The main advantages of an origin server using reverse proxy caching is that it will take off some loads from the origin server. This advantage is accomplished by various means. Requests can be requested from the origin server once, cached on the reverse proxy, and serve many clients without contacting the origin again. Also caching of static files such as logos, java scripts and CSS files eliminates the need to contact the origin server every time. Caching of static files also allows the origin server to better process dynamic web objects/contents [1] [9].
Summary of types of cache
Each type of cache has its own ways of reducing user access latency and internet network congestion. In one way or another, each type of cache also alleviates some stress from the origin server. The alleviation varies with the type of cache system. Reverse proxy and proxy cache alleviates a greater amount of stress from the origin server, but the proxy server can be overloaded while serving many clients. Browser cache alleviates the least amount of stress from the origin server, but on cache hit it has the fastest feedback because the caches are on the machine.
Web Caching Architecture
There are two main web caching architectures out there. These architectures are hierarchical and distributed. Each of them has their own advantages and disadvantages. Each architecture utilizes the network topology shown in figure 1 differently. Figure 1 illustrates how the internet can be modeled as a hierarchy of ISPs [3]. In figure 1 there is one national ISP at the top followed by many regional and even more institutional networks as you go down the hierarchy.
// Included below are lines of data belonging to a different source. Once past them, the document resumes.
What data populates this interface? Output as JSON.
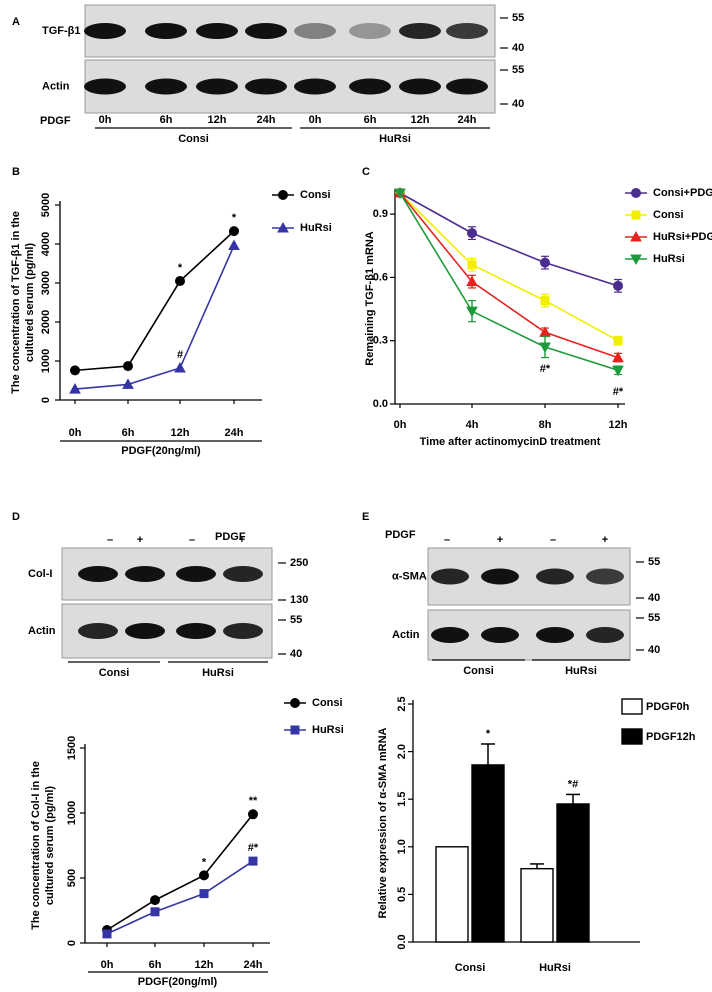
{
  "blots": [
    {
      "panel": "A",
      "rows": [
        {
          "label": "TGF-β1",
          "markers": [
            55,
            40
          ]
        },
        {
          "label": "Actin",
          "markers": [
            55,
            40
          ]
        }
      ],
      "treatment": "PDGF",
      "lanes": [
        "0h",
        "6h",
        "12h",
        "24h",
        "0h",
        "6h",
        "12h",
        "24h"
      ],
      "groups": [
        "Consi",
        "HuRsi"
      ]
    },
    {
      "panel": "D",
      "rows": [
        {
          "label": "Col-I",
          "markers": [
            250,
            130
          ]
        },
        {
          "label": "Actin",
          "markers": [
            55,
            40
          ]
        }
      ],
      "treatment": "PDGF",
      "lanes": [
        "–",
        "+",
        "–",
        "+"
      ],
      "groups": [
        "Consi",
        "HuRsi"
      ]
    },
    {
      "panel": "E",
      "rows": [
        {
          "label": "α-SMA",
          "markers": [
            55,
            40
          ]
        },
        {
          "label": "Actin",
          "markers": [
            55,
            40
          ]
        }
      ],
      "treatment": "PDGF",
      "lanes": [
        "–",
        "+",
        "–",
        "+"
      ],
      "groups": [
        "Consi",
        "HuRsi"
      ]
    }
  ],
  "chart_data": [
    {
      "panel": "B",
      "type": "line",
      "categories": [
        "0h",
        "6h",
        "12h",
        "24h"
      ],
      "xlabel": "PDGF(20ng/ml)",
      "ylabel": [
        "The concentration of TGF-β1 in the",
        "cultured  serum (pg/ml)"
      ],
      "ylim": [
        0,
        5000
      ],
      "yticks": [
        0,
        1000,
        2000,
        3000,
        4000,
        5000
      ],
      "series": [
        {
          "name": "Consi",
          "color": "#000000",
          "marker": "circle",
          "values": [
            760,
            870,
            3050,
            4330
          ],
          "annotations": [
            null,
            null,
            "*",
            "*"
          ]
        },
        {
          "name": "HuRsi",
          "color": "#3535a5",
          "marker": "triangle",
          "values": [
            280,
            400,
            820,
            3960
          ],
          "annotations": [
            null,
            null,
            "#",
            "#*"
          ]
        }
      ]
    },
    {
      "panel": "C",
      "type": "line",
      "categories": [
        "0h",
        "4h",
        "8h",
        "12h"
      ],
      "xlabel": "Time after actinomycinD treatment",
      "ylabel": [
        "Remaining  TGF-β1 mRNA"
      ],
      "ylim": [
        0,
        1.0
      ],
      "yticks": [
        {
          "value": 0,
          "label": "0.0"
        },
        0.3,
        0.6,
        0.9
      ],
      "series": [
        {
          "name": "Consi+PDGF",
          "color": "#4b2d8f",
          "marker": "circle",
          "values": [
            1.0,
            0.81,
            0.67,
            0.56
          ],
          "errors": [
            0,
            0.03,
            0.03,
            0.03
          ]
        },
        {
          "name": "Consi",
          "color": "#f2ee00",
          "marker": "square",
          "values": [
            1.0,
            0.66,
            0.49,
            0.3
          ],
          "errors": [
            0,
            0.03,
            0.03,
            0.02
          ]
        },
        {
          "name": "HuRsi+PDGF",
          "color": "#e52420",
          "marker": "triangle",
          "values": [
            1.0,
            0.58,
            0.34,
            0.22
          ],
          "errors": [
            0,
            0.03,
            0.02,
            0.02
          ]
        },
        {
          "name": "HuRsi",
          "color": "#1f9a3a",
          "marker": "triangle-down",
          "values": [
            1.0,
            0.44,
            0.27,
            0.16
          ],
          "errors": [
            0,
            0.05,
            0.05,
            0.02
          ],
          "annotations": [
            null,
            null,
            "#*",
            "#*"
          ]
        }
      ]
    },
    {
      "type": "line",
      "categories": [
        "0h",
        "6h",
        "12h",
        "24h"
      ],
      "xlabel": "PDGF(20ng/ml)",
      "ylabel": [
        "The concentration of Col-I in the",
        "cultured serum (pg/ml)"
      ],
      "ylim": [
        0,
        1500
      ],
      "yticks": [
        0,
        500,
        1000,
        1500
      ],
      "series": [
        {
          "name": "Consi",
          "color": "#000000",
          "marker": "circle",
          "values": [
            100,
            330,
            520,
            990
          ],
          "annotations": [
            null,
            null,
            "*",
            "**"
          ]
        },
        {
          "name": "HuRsi",
          "color": "#3535a5",
          "marker": "square",
          "values": [
            70,
            240,
            380,
            630
          ],
          "annotations": [
            null,
            null,
            null,
            "#*"
          ]
        }
      ]
    },
    {
      "type": "bar",
      "categories": [
        "Consi",
        "HuRsi"
      ],
      "ylabel": [
        "Relative expression of α-SMA mRNA"
      ],
      "ylim": [
        0,
        2.5
      ],
      "yticks": [
        {
          "value": 0,
          "label": "0.0"
        },
        0.5,
        {
          "value": 1,
          "label": "1.0"
        },
        1.5,
        {
          "value": 2,
          "label": "2.0"
        },
        2.5
      ],
      "series": [
        {
          "name": "PDGF0h",
          "color": "#ffffff",
          "values": [
            1.0,
            0.77
          ],
          "errors": [
            0,
            0.05
          ]
        },
        {
          "name": "PDGF12h",
          "color": "#000000",
          "values": [
            1.86,
            1.45
          ],
          "errors": [
            0.22,
            0.1
          ],
          "annotations": [
            "*",
            "*#"
          ]
        }
      ]
    }
  ]
}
Hierarchical Caching Architecture
In hierarchical caching there is more than one level of cache between the users and the origin servers. Hierarchical caching often uses more than one types of cache, also in the hierarchical caching architecture there are parent and child cache. For example in a simple three level hierarchical caching system, using figure 1 as a visual, we can say that the first level of cache is at the institutional level, with the second level of cache at the network level and lastly the third level of cache at the national level[3]. In this example the cache at institutional level is the child cache of the regional level cache. Likewise the cache at the regional level is a child cache to the cache at the national level. This in turn makes the cache at the national level, the parent cache to the regional cache, and makes the regional cache the parent cache to the institutional cache. In this example the level one cache could very well be a proxy cache while the level three cache could be serving as a reverse proxy cache [1].